Hızır bin Yakup tarafından 1406 yılında kaleme alınan Cevahirü’l-Me’ânî Eski Oğuz Türkçesiyle yazılmış, beş bölümden meydana gelen bir eser. Müellif eserinin sebeb-i telifini şu cümlesiyle ifade etmektedir: “Ve bu kitabın adını Cevahirü’l-Me‘ani verdim. Asıl gayesi odur ki: Ne zaman sadık mürit ve talip ve âşık; doğru, acelesiz bir çabayla değerlendire ve bu bölümlerin gereğiyle muamele eylediğinde kendisini etraflıca bile ki, kimdir, nereden gelmiştir ve geri nereye gidecektir?"
Eserin en hacimli bölümü, Esmâ-i Hüsnâ’nın (Allah’ın en güzel isimleri) şerh edildiği bölüm olup, müellif bu bölümle ilgili “aziz ve görklü adların sevabını şerḥ etmeye nice fazilet sahibi kimselerin taḳatleri yetmeyip, aciz ḳalmışlar” diyerek eserinde Esmâ-i Hüsnâ’nın kapsamlı bir şerhini gerçekleştirmiştir. Birebir Türkçe karşılığı “Mana Cevherleri” olan bu esere biz de müellifin ifadelerinden hareketle Aziz ve Görklü Adların Şerhi üst başlığını verdik.

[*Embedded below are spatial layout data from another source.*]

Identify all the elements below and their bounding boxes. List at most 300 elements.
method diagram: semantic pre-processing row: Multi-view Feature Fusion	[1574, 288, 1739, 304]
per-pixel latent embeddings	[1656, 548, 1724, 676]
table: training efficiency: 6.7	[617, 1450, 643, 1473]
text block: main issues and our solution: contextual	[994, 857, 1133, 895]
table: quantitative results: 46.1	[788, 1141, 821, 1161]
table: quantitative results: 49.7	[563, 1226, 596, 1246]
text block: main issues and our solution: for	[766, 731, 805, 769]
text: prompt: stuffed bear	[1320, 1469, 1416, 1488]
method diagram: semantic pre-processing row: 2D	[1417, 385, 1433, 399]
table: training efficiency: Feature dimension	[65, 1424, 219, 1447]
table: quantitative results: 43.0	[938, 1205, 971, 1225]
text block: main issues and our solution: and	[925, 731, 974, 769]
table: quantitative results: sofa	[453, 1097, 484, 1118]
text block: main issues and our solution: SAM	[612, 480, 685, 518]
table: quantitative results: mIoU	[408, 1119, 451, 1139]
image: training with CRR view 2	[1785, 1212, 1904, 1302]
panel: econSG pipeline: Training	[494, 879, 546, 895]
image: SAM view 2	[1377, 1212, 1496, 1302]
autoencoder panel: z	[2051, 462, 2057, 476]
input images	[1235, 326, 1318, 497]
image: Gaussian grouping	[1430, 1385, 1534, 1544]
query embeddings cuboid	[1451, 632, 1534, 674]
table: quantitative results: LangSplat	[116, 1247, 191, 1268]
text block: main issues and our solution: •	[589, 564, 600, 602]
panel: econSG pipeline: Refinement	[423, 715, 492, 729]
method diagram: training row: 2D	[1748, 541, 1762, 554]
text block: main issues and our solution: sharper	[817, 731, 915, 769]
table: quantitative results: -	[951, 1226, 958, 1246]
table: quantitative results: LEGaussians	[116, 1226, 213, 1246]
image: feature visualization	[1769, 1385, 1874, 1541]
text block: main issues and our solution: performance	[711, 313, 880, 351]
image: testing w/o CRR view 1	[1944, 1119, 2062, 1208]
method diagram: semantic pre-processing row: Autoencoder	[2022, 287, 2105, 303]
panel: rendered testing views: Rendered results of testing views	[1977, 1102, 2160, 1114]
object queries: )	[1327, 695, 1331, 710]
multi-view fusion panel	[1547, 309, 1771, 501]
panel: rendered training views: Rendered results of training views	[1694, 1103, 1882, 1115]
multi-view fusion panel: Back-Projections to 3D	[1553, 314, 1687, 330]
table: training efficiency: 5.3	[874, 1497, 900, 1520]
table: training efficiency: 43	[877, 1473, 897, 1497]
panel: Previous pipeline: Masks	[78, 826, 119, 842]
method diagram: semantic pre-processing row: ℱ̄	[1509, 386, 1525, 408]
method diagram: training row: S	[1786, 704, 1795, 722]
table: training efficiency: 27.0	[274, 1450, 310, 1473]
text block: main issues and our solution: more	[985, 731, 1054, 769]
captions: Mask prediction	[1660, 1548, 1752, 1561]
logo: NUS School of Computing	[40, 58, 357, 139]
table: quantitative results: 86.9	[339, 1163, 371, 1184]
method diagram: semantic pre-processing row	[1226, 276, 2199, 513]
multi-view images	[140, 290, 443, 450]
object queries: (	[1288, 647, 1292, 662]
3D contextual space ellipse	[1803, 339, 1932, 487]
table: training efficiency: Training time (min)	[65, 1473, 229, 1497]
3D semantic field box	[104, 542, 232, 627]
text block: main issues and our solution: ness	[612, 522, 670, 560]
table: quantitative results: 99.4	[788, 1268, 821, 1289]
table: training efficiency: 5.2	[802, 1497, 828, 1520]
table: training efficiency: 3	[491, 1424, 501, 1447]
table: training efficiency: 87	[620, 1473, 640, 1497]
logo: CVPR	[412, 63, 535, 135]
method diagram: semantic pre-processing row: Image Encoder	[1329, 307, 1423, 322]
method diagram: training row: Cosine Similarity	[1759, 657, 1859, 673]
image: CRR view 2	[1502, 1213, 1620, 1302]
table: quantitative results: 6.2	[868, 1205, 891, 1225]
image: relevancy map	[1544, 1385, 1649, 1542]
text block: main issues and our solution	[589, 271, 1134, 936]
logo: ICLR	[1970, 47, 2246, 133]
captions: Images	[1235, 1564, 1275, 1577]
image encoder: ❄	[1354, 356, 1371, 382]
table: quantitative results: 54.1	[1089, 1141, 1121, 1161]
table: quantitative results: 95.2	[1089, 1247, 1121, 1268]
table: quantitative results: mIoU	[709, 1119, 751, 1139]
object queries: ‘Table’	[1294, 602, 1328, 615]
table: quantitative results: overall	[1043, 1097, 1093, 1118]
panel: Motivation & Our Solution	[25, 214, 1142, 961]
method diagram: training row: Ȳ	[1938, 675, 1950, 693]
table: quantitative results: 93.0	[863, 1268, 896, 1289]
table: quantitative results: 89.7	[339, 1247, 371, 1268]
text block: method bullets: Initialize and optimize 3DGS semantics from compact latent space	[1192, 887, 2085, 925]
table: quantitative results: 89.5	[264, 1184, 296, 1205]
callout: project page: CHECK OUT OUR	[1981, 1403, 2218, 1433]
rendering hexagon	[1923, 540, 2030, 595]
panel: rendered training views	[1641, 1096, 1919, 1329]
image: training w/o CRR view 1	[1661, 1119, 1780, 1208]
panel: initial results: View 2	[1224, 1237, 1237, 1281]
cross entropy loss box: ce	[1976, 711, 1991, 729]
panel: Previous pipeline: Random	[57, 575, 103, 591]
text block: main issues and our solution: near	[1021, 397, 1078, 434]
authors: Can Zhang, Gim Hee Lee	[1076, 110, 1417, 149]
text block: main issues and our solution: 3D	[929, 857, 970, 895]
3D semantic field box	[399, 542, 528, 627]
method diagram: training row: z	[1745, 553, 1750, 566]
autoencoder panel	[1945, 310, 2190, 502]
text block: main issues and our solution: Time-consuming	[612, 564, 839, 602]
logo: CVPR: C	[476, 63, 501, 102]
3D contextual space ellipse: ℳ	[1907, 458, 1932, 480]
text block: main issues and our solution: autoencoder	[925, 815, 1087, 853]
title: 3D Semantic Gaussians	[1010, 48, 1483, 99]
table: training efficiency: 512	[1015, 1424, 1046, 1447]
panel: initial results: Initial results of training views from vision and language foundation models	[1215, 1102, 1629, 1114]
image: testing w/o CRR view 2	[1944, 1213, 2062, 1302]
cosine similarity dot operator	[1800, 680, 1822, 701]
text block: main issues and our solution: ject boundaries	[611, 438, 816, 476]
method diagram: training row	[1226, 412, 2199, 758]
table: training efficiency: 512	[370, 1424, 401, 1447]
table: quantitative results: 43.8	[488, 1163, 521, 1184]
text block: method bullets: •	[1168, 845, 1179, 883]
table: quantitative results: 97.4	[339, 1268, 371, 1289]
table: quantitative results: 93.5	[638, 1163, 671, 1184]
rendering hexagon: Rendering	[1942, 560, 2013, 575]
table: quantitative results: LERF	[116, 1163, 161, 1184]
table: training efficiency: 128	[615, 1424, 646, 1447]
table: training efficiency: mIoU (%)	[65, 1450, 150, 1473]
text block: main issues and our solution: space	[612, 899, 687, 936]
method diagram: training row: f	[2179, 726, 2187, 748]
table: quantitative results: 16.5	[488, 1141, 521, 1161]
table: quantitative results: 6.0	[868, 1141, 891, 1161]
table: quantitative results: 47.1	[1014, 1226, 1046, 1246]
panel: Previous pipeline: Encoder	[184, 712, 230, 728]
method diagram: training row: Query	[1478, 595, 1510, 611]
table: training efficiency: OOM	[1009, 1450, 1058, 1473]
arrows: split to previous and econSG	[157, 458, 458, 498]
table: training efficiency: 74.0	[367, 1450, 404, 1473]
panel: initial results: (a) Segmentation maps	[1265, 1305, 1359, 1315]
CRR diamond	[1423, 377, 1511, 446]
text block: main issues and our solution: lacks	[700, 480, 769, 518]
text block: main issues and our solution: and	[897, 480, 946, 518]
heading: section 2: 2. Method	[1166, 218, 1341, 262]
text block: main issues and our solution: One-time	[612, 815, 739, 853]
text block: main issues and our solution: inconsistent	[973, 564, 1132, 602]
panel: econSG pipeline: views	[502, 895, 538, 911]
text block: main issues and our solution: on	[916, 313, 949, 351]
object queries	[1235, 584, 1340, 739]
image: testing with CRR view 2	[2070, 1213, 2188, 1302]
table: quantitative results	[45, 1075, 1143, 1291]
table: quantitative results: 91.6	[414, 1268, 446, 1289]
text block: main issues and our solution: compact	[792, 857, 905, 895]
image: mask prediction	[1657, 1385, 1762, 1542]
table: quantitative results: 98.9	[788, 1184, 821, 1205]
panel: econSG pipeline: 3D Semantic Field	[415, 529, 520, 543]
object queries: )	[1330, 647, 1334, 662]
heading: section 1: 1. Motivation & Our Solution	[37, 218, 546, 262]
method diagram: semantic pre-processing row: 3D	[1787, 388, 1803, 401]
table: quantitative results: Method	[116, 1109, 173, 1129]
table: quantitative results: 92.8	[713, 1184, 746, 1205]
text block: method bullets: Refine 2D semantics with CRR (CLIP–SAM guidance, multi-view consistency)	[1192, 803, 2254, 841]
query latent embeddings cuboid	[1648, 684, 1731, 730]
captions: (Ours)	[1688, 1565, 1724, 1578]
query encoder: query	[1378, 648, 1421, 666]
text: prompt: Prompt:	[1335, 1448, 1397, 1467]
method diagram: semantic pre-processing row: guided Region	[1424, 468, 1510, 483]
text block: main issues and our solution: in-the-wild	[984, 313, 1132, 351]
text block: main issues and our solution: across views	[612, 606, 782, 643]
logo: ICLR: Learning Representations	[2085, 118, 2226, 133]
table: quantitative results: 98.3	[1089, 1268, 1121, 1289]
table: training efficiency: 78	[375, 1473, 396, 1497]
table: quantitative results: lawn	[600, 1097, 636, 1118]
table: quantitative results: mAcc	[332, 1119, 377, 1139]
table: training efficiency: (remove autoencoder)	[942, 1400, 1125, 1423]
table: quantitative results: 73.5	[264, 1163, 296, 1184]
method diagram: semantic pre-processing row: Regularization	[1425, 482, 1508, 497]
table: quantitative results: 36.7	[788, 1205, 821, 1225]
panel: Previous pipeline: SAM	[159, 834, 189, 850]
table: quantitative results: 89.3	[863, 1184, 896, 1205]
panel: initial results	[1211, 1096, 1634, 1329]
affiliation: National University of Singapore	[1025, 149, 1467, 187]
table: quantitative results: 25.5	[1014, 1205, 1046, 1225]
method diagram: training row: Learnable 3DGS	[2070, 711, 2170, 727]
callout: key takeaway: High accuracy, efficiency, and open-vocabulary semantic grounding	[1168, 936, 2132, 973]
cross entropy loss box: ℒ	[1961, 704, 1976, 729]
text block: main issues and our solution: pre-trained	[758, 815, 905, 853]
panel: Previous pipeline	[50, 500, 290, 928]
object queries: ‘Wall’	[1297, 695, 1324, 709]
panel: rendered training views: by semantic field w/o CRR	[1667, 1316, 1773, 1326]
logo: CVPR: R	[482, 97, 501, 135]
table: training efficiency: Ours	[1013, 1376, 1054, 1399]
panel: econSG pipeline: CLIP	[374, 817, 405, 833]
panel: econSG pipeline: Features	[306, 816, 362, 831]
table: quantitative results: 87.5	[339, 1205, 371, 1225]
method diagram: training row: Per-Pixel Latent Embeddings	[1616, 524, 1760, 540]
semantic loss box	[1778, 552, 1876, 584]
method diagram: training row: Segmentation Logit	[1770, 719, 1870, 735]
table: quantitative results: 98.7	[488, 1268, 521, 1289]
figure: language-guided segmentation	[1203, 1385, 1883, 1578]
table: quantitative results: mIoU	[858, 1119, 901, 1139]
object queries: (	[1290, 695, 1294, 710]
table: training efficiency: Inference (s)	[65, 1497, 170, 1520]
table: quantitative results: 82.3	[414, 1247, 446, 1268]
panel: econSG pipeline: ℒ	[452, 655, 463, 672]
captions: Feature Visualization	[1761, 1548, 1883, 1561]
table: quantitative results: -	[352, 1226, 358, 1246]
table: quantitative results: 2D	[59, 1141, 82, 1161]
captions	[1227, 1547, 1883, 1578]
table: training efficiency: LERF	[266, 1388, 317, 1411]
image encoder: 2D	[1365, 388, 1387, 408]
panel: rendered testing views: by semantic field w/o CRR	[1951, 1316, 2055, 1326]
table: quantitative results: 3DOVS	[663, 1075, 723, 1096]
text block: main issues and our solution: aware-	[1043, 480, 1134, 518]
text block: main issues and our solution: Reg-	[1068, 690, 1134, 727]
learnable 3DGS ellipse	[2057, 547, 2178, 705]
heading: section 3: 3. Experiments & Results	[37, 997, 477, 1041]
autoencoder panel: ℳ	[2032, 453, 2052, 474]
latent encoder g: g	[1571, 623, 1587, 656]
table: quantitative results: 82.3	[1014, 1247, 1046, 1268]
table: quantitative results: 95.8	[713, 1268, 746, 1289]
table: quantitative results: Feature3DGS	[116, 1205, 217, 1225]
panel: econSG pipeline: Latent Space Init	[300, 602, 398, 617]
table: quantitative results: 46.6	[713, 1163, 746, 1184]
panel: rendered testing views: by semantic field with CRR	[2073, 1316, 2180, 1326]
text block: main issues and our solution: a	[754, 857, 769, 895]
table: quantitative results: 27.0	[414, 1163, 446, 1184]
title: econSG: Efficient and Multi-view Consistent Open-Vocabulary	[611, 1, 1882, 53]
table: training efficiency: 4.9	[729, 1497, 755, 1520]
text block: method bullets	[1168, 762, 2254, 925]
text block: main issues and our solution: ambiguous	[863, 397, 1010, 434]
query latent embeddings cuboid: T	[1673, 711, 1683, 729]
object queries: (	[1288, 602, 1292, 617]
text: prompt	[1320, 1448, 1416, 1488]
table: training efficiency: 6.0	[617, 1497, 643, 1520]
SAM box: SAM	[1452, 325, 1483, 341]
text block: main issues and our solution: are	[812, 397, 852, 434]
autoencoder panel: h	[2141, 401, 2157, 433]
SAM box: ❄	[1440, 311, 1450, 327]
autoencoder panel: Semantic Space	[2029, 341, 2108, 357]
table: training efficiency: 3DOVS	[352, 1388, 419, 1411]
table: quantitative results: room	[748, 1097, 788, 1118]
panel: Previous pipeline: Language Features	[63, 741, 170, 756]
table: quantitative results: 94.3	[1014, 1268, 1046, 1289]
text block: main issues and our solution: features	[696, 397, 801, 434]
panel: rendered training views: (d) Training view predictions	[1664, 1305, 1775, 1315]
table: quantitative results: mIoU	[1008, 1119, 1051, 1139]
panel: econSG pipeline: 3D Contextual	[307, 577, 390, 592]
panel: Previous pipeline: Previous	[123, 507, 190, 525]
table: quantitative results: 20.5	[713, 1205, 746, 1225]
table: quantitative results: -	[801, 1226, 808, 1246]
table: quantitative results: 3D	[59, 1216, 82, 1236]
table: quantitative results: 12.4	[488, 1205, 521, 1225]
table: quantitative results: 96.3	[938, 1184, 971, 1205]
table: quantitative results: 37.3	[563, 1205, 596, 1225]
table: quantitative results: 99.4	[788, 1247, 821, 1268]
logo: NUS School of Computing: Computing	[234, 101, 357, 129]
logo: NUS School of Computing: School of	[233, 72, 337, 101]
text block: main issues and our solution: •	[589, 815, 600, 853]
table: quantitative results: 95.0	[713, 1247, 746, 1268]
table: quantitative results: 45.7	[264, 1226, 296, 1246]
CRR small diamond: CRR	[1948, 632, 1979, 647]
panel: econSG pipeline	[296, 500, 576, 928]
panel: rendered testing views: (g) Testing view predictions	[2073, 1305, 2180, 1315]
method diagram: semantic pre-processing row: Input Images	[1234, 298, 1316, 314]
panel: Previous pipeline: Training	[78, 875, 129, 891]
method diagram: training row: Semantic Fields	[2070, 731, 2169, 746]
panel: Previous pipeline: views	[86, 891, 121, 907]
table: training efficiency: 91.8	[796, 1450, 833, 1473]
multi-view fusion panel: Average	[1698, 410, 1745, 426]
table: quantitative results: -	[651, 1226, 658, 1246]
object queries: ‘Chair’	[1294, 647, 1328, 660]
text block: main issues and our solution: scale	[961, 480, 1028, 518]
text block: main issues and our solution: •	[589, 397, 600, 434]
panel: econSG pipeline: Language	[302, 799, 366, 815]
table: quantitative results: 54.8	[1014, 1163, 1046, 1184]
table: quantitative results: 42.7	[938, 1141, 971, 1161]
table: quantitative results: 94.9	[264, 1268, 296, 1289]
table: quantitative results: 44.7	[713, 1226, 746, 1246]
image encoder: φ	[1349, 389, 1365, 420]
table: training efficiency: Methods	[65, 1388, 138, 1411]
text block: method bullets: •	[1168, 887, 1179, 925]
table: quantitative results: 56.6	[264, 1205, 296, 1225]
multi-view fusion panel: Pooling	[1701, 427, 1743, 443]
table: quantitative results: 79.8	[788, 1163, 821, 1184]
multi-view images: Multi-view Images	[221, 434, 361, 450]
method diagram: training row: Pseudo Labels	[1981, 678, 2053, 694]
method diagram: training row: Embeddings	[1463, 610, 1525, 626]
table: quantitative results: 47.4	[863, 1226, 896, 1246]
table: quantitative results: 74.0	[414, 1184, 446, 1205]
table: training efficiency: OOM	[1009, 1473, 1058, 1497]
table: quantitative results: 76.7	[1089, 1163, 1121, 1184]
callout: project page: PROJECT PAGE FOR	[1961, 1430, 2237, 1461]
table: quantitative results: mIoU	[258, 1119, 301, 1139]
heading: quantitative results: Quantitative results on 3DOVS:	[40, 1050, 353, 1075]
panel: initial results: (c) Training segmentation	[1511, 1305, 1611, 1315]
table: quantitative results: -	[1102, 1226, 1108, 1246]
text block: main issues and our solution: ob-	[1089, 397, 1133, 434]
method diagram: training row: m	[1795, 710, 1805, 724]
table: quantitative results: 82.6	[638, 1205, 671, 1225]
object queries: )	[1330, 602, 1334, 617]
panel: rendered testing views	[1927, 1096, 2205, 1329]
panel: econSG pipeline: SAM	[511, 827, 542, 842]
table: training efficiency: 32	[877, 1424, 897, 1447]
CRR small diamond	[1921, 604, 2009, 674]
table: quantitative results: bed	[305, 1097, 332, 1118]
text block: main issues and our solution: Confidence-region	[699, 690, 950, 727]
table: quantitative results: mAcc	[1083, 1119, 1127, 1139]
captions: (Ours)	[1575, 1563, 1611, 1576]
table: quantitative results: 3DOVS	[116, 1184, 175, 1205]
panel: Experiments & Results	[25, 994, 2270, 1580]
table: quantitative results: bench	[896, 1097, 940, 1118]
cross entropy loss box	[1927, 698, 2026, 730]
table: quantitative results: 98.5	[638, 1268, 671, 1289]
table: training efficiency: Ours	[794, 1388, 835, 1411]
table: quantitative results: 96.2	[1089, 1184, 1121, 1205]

Esmâ-i Hüsnâ, iman, ibadet, tövbe, ölüm ve ahirete dair konuların yer aldığı eser hem mânevî bir kılavuz; hem de dil, edebiyat ve inanç dünyamız açısından eşsiz bir kaynak niteliğindedir. Eserin son bölümü bir siyasetname olup “Emirlerin ve vezirlerin adabı ve onlara öğütleri” dile getirmektedir.